The penny dropped for me this morning, when it occurred to me that this is parallel to Carol Gilligan’s argument that women’s morality is more relational than rule-based. For those who like the formal philosophical phrases, that would be the ethics of care, of morality measured by the effect on one’s circle of connection, versus the ethics of deontology, or duty. Dr. Gilligan’s published work in the 80’s claimed that women were more likely to make moral evaluations based on how their networks were effected, rather than applying inflexible rules. That was raised as a feminist standard, and later attacked by other feminists as a betrayal. Her research has also been called into question, as it has not been replicated and she will not disclose her original data. I offer no opinion on either of those controversies.
I did notice long ago that it seemed rather an evasion, and speculated unfairly what inflexible rules she wished women to be freed from. It was unfair and unkind, but I felt less bad about that when I found I had been dead on in my speculation. I had wondered if abortion and premarital sex were the unacknowledged main issues here, and my later reading confirmed that these examples came up disproportionately in ethics of care discussions. That is not a comment here on the rightness or wrongness of either, just a complaint: I wish people would be more honest with themselves before they start formulating grand moral theories when single issues are their real concern.

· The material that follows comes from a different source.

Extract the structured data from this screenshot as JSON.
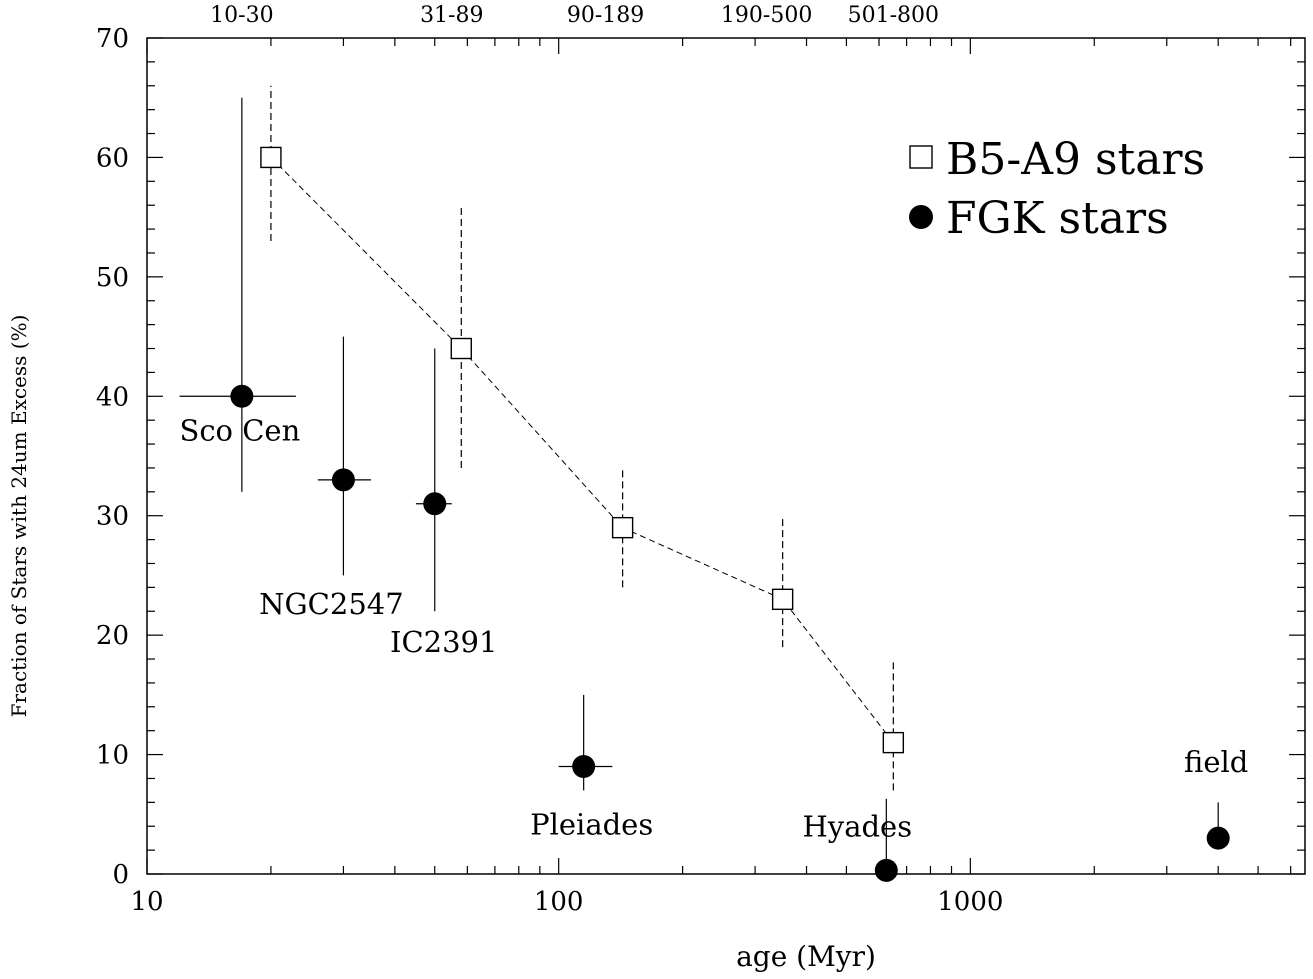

The Gilligan theory I had rejected long ago. When quiet, respectable Alabamans didn’t want civil rights for black people in the 50’s and 60’s because it would be disruptive to their communities and way of life we didn’t call that a postmodern morality or ethics of care, we called it for what it was: self-serving rationalization. Some critics of the war in Iraq accuse George Bush and the war supporters of merely caring about our people over their people, discounting any supposed principle behind our actions as a mere evasion. They do not say this approvingly, noting that it is a more postmodern, ethics of care, feminine morality; they condemn it as an abomination. And if it were true that there were no other principles behind our actions, simply a preference for our people over theirs, it would be abominable. Huh. Go figure. When the tables are turned, the “advanced” morality is revealed for what it always was: evasion.
The language of relational morality and disdain for inflexible rules is not the language of women, or postmoderns, or people born after a certain date, or emergents. It is the language of any of us when we are trying to avoid the issue. I recommend in this context the biography of the deconstructionist Paul De Man.